Steve White, the ultimate journeyman sailor, today (26th February 2009) completed the ultimate journey, crossing the line to become the 8th finisher out of 30 competitors in the prestigious Vendée Globe, the solo, non-stop, round-the-world sailing race. He returned after 109 days alone at sea, to an incredible reception in Les Sables D’Olonne, France, with crowds as large as 50,000 people lining the harbour walls.

Many factors make his feat amazing: the fact that he had to re-mortgage his house some four times to fund his dream; the fact that he only gained enough sponsorship to actually be able to compete in the week before the start, back on 9th November 2008; and that of 30 starters 18 sailors failed to complete the race through a combination of injuries or damage to their boat.

The ever modest Steve (36, from Weymouth, Dorset) managed to take it all in his stride, enjoying the moment and waving at the huge crowds as his boat Toe in the Water was joined by a flotilla of around 200 boats of varying shapes and sizes. A large banner was draped over the harbour wall that read: ‘Thanks Steve. You made us dream.’ It summed up perfectly the affection that the locals have for him, and his family (wife Kim and children Jason (19), Eryn (16), Isaac (9) and Euan (6) adopting them as honorary French citizens.

White’s story has kept everyone enthralled, and when he left Les Sables back in November he said, “I will finish, and I won’t come last”. With three sailors still behind him, he certainly kept his word.

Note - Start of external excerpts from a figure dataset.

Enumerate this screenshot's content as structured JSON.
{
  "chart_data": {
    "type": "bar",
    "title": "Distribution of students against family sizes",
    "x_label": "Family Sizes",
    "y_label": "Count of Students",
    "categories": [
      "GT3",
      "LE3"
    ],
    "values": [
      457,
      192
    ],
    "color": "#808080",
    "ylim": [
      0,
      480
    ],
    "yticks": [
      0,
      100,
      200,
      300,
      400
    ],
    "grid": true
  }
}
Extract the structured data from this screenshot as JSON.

Today Steve said, “I am just so amazed to finally be here. It’s everything I dreamt it would be and more. I cannot thank my family, friends, sponsors and the people of France enough. Thank you France for looking after my family while I was away, I don’t know what the French word for ‘humbled’ is, but that is how your welcome and support have made me feel.”

As for the future, Steve’s plans are fixed;

I’ll be back in 2012 to compete again, and then in 2016. I’ll have a new boat and I’d really quite like to win.  He added, If any of you have ever had even a small dream about competing in the Vendee Globe, I urge you to do it. It will exceed all your dreams, it is the best sporting event in the world and I don’t think there can be a feeling like this anywhere else.

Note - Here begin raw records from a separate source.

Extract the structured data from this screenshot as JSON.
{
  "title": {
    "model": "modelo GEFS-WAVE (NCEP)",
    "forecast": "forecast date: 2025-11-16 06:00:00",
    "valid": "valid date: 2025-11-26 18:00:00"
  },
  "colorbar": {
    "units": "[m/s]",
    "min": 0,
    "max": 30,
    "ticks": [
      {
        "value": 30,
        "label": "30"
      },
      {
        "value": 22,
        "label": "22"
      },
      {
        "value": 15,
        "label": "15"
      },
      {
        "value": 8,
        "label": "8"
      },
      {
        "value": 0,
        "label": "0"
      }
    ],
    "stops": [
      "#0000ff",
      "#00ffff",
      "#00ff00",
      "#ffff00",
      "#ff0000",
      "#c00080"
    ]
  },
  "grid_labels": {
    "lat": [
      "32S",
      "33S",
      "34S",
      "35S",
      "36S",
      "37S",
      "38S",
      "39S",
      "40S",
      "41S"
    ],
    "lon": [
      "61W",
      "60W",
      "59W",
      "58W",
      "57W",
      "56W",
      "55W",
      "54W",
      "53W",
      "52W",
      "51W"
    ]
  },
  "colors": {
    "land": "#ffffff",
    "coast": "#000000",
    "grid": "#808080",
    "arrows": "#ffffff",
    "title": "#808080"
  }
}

Steve’s boat is named Toe in the Water after the charity that promotes the rehabilitation of injured servicemen through competitive sailing. This came about due to a last minute donation from a consortium of anonymous donors who provided White the shortfall in money required to compete, but asked that he rename the boat and give any publicity to the charity..

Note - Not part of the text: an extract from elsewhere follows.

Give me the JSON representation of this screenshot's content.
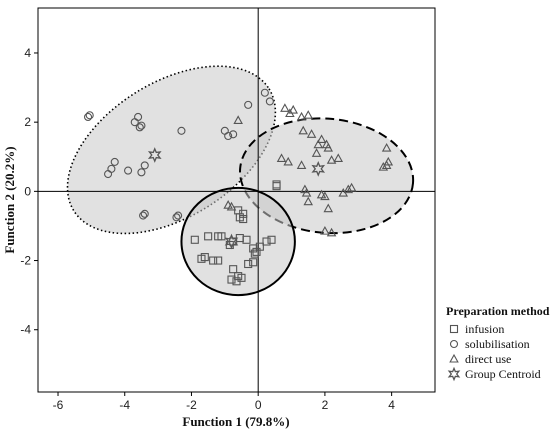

Members of the charity were present at both the start and finish of the race, and two injured soldiers, Andy Newell and Chris Herbert, today boarded Toe in the Water for the emotional journey into the port.

Andy, a patron for the charity said;

We are so proud that someone as committed and inspiring as Steve, has carried our name and our flag around the world. His achievement is just epic, and the spirit of adventure in which he did it sums up perfectly the principles of Toe in the Water.